Keywords

1 Introduction

Bacterial diseases, such as tuberculosis, pneumonia, cholera, diphtheria, meningitis, tetanus, Lyme disease, gonorrhea, and syphilis, are a leading global health threat and represent a major cause of morbidity and mortality. The disease pathologies are largely caused by the production of toxins or by an aggressive immune response to bacterial antigens. Although improved awareness about sanitation, advancements in vaccination, and the discovery of antibiotics have greatly minimized the impact of these diseases, many hurdles yet remain. The emergence of drug-resistant bacterial strains and the subsequent resurgence of diseases such as tuberculosis have reestablished infection as a prominent global threat.

Despite the rising problem of drug resistance, no effective alternative therapeutics has emerged to protect against these deadly bacterial infections. According to the World Health Organization (WHO), approximately 700,000 people die every year due to drug-resistant infections worldwide (de Kraker et al. 2016), with those numbers estimated to reach ten million by 2050. Currently available approaches to drug discovery are very expensive and time consuming, and thus there is a great need to develop new and advanced perspectives to overcome this problem. Advancements in computational methods are currently playing a key role in scientific research, not only in the discovery of novel drug targets but in regard to many other fields, such as genomics, proteomics, metabolomics, transcriptomics, systems biology, and molecular phylogenetics. These methods allow scientists to link disease symptoms to particular mutations, epigenetic modifications, and various other genetic and environmental alterations, thereby identifying potential drug targets and novel therapeutics with fewer side effects and potential for drug resistance (i.e., minimizing long-term adverse effects on human health while improving cost- and time-effectiveness). Thus, the current chapter focuses on the significant role and real-world applicability of computational approaches with respect to antibacterial drug discovery.

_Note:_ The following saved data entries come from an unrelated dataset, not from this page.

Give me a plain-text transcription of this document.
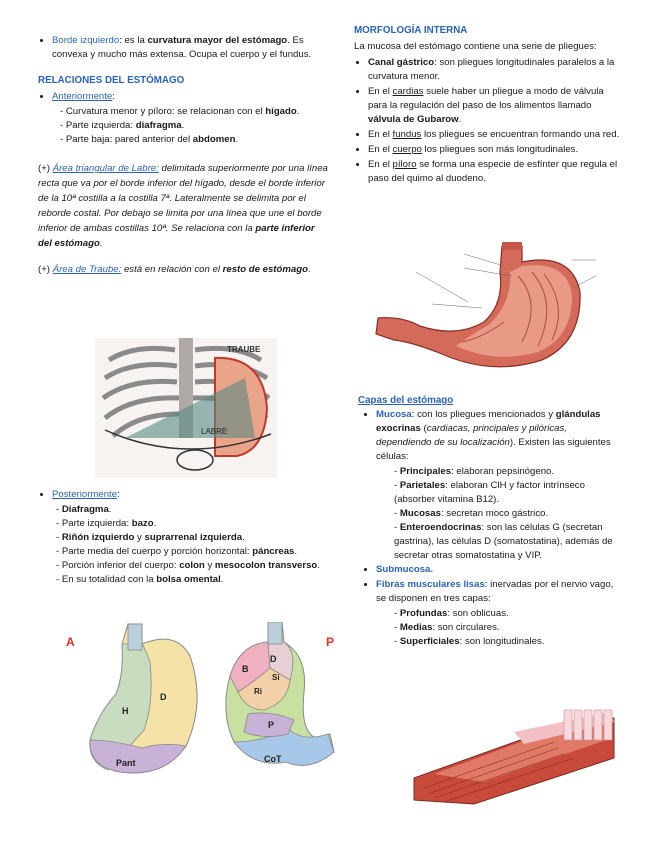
• Borde izquierdo: es la curvatura mayor del estómago. Es convexa y mucho más extensa. Ocupa el cuerpo y el fundus.
RELACIONES DEL ESTÓMAGO
• Anteriormente:
- Curvatura menor y píloro: se relacionan con el hígado.
- Parte izquierda: diafragma.
- Parte baja: pared anterior del abdomen.
(+) Área triangular de Labre: delimitada superiormente por una línea recta que va por el borde inferior del hígado, desde el borde inferior de la 10ª costilla a la costilla 7ª. Lateralmente se delimita por el reborde costal. Por debajo se limita por una línea que une el borde inferior de ambas costillas 10ª. Se relaciona con la parte inferior del estómago.
(+) Área de Traube: está en relación con el resto de estómago.
TRAUBE
LABRE
• Posteriormente:
- Diafragma.
- Parte izquierda: bazo.
- Riñón izquierdo y suprarrenal izquierda.
- Parte media del cuerpo y porción horizontal: páncreas.
- Porción inferior del cuerpo: colon y mesocolon transverso.
- En su totalidad con la bolsa omental.
A	P
H
D
Pant
B
D
Si
Ri
P
CoT
MORFOLOGÍA INTERNA
La mucosa del estómago contiene una serie de pliegues:
• Canal gástrico: son pliegues longitudinales paralelos a la curvatura menor.
• En el cardias suele haber un pliegue a modo de válvula para la regulación del paso de los alimentos llamado válvula de Gubarow.
• En el fundus los pliegues se encuentran formando una red.
• En el cuerpo los pliegues son más longitudinales.
• En el píloro se forma una especie de esfínter que regula el paso del quimo al duodeno.
Capas del estómago
• Mucosa: con los pliegues mencionados y glándulas exocrinas (cardiacas, principales y pilóricas, dependiendo de su localización). Existen las siguientes células:
- Principales: elaboran pepsinógeno.
- Parietales: elaboran ClH y factor intrínseco (absorber vitamina B12).
- Mucosas: secretan moco gástrico.
- Enteroendocrinas: son las células G (secretan gastrina), las células D (somatostatina), además de secretar otras somatostatina y VIP.
• Submucosa.
• Fibras musculares lisas: inervadas por el nervio vago, se disponen en tres capas:
- Profundas: son oblicuas.
- Medias: son circulares.
- Superficiales: son longitudinales.
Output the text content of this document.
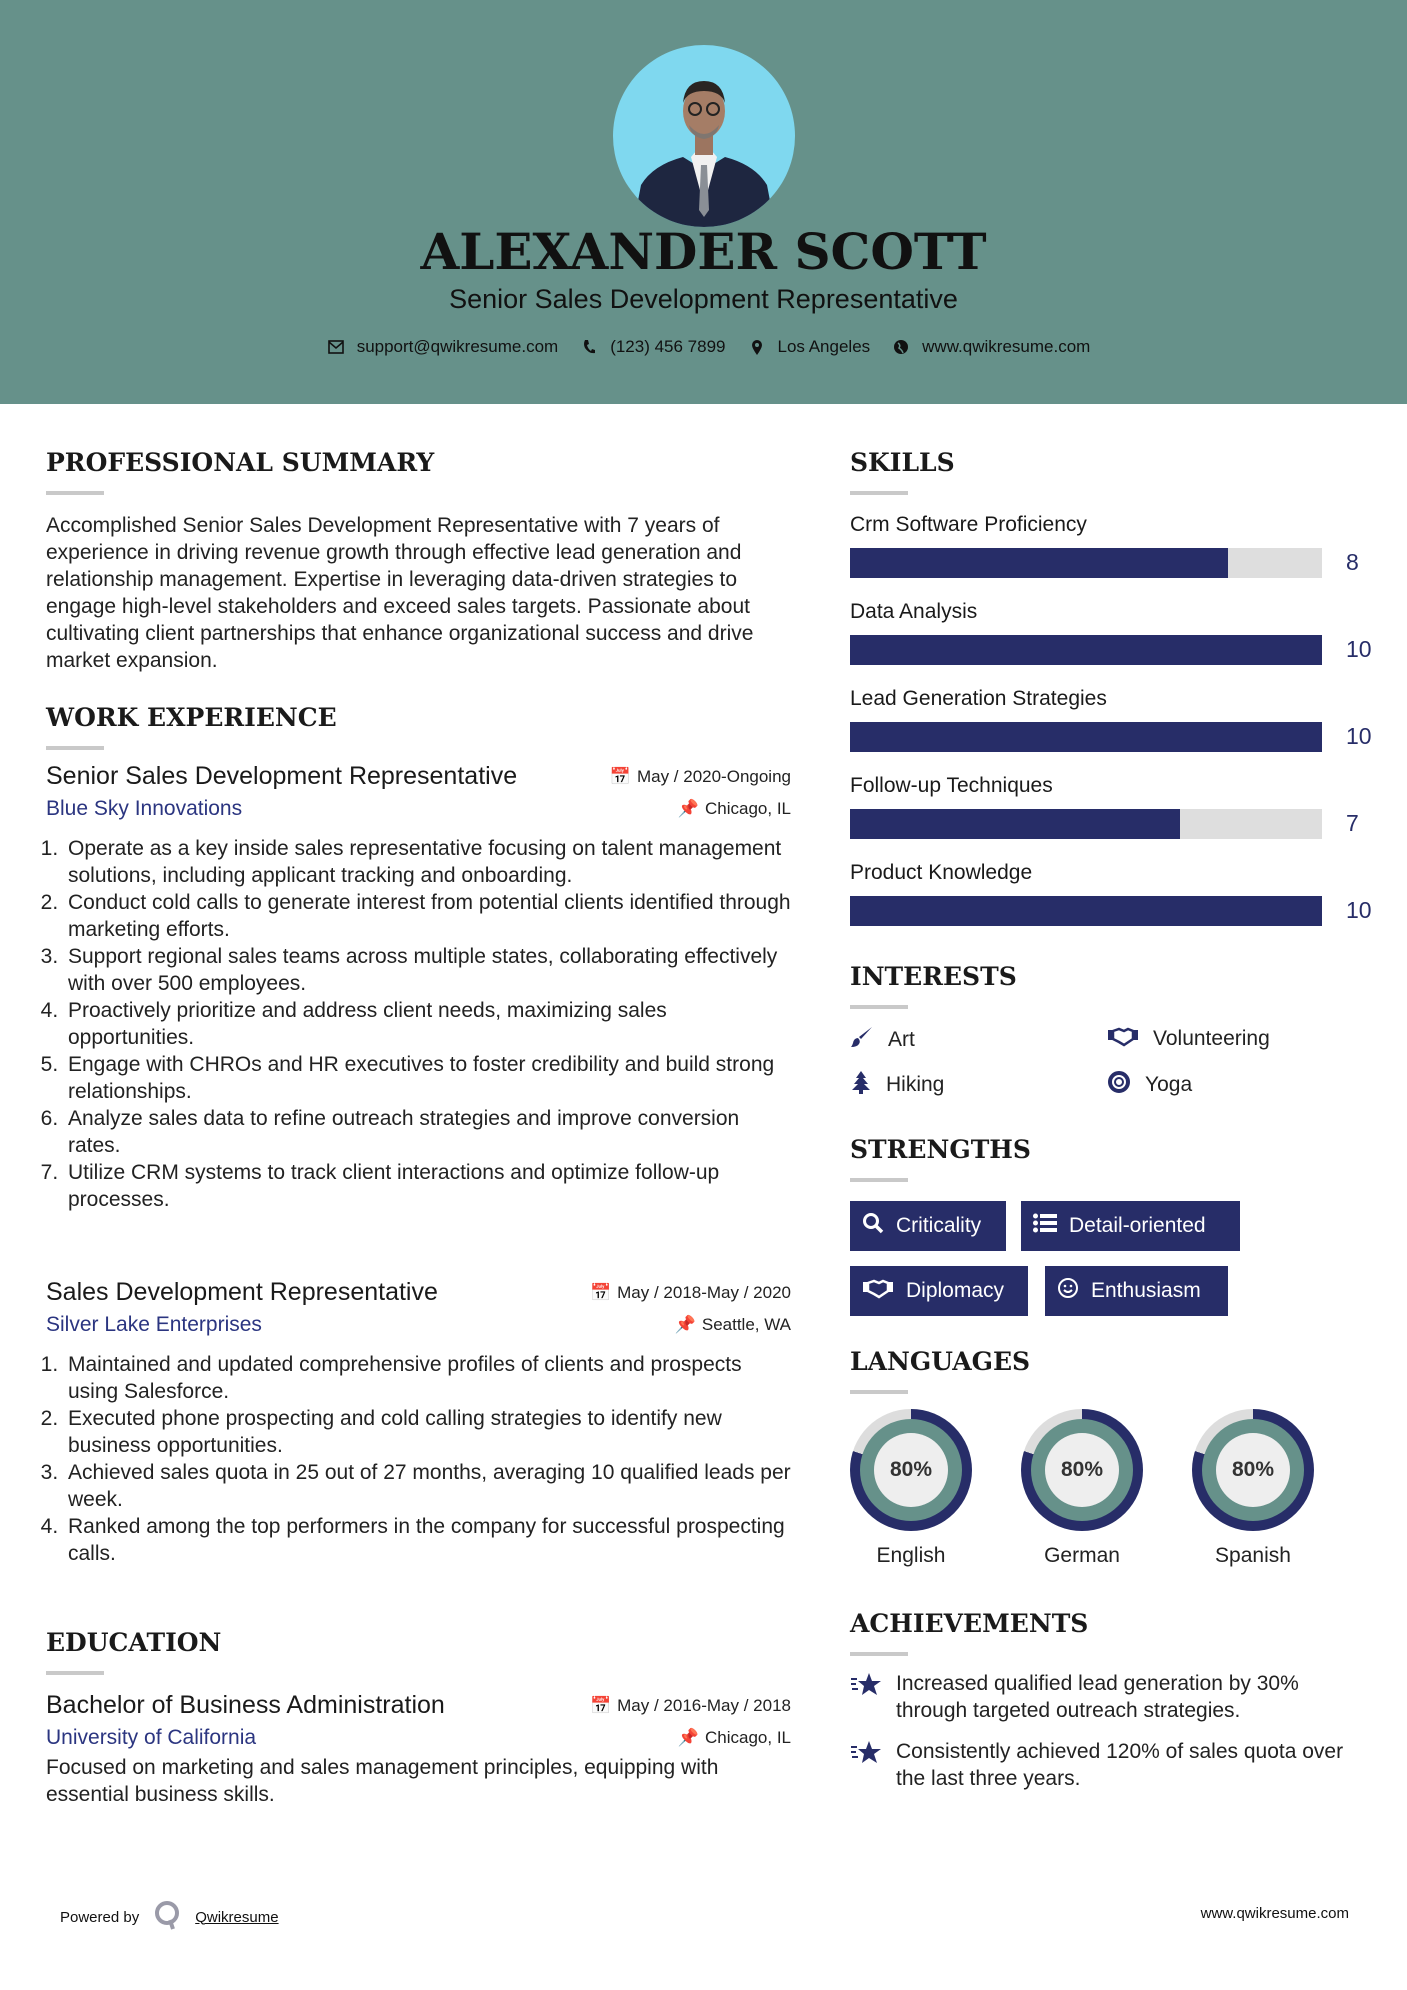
ALEXANDER SCOTT
Senior Sales Development Representative
support@qwikresume.com	(123) 456 7899	Los Angeles	www.qwikresume.com
PROFESSIONAL SUMMARY
Accomplished Senior Sales Development Representative with 7 years of experience in driving revenue growth through effective lead generation and relationship management. Expertise in leveraging data-driven strategies to engage high-level stakeholders and exceed sales targets. Passionate about cultivating client partnerships that enhance organizational success and drive market expansion.
WORK EXPERIENCE
Senior Sales Development Representative	📅 May / 2020-Ongoing
Blue Sky Innovations	📌 Chicago, IL
1. Operate as a key inside sales representative focusing on talent management solutions, including applicant tracking and onboarding.
2. Conduct cold calls to generate interest from potential clients identified through marketing efforts.
3. Support regional sales teams across multiple states, collaborating effectively with over 500 employees.
4. Proactively prioritize and address client needs, maximizing sales opportunities.
5. Engage with CHROs and HR executives to foster credibility and build strong relationships.
6. Analyze sales data to refine outreach strategies and improve conversion rates.
7. Utilize CRM systems to track client interactions and optimize follow-up processes.
Sales Development Representative	📅 May / 2018-May / 2020
Silver Lake Enterprises	📌 Seattle, WA
1. Maintained and updated comprehensive profiles of clients and prospects using Salesforce.
2. Executed phone prospecting and cold calling strategies to identify new business opportunities.
3. Achieved sales quota in 25 out of 27 months, averaging 10 qualified leads per week.
4. Ranked among the top performers in the company for successful prospecting calls.
EDUCATION
Bachelor of Business Administration	📅 May / 2016-May / 2018
University of California	📌 Chicago, IL
Focused on marketing and sales management principles, equipping with essential business skills.
SKILLS
Crm Software Proficiency
8
Data Analysis
10
Lead Generation Strategies
10
Follow-up Techniques
7
Product Knowledge
10
INTERESTS
Art	Volunteering
Hiking	Yoga
STRENGTHS
Criticality	Detail-oriented
Diplomacy	Enthusiasm
LANGUAGES
80%
English
80%
German
80%
Spanish
ACHIEVEMENTS
Increased qualified lead generation by 30% through targeted outreach strategies.
Consistently achieved 120% of sales quota over the last three years.
Powered by	Qwikresume	www.qwikresume.com
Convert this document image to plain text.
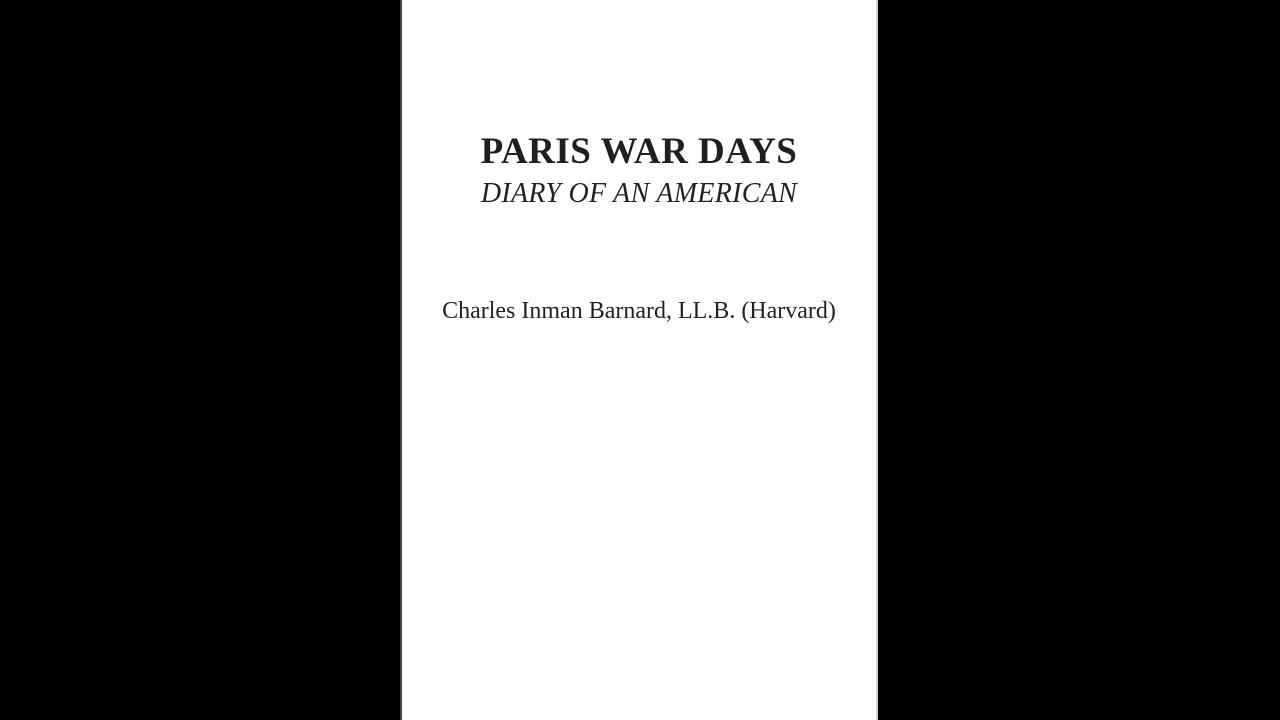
PARIS WAR DAYS
DIARY OF AN AMERICAN

Charles Inman Barnard, LL.B. (Harvard)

2 Genomic Approaches to Drug Discovery

Genomics approaches are regularly used for the detailed study of an organism’s genetic code and are applied in the fields of DNA sequencing and recombinant DNA technology, and in understating the assembly, annotation, and interpretation of the structure and function of a genome (Mishra and Srivastava 2017). The rise of the genomics era has played a significant role in vaccine and drug development from sequence-based approaches and has provided a novel path to the investigation of underlying disease mechanisms. Genomic study is well suited for the identification of potential drug targets and the design of novel therapeutics and vaccines, as well as the prediction of their side effects on human health, and represents a promising approach to combatting drug resistance and disease resurgence.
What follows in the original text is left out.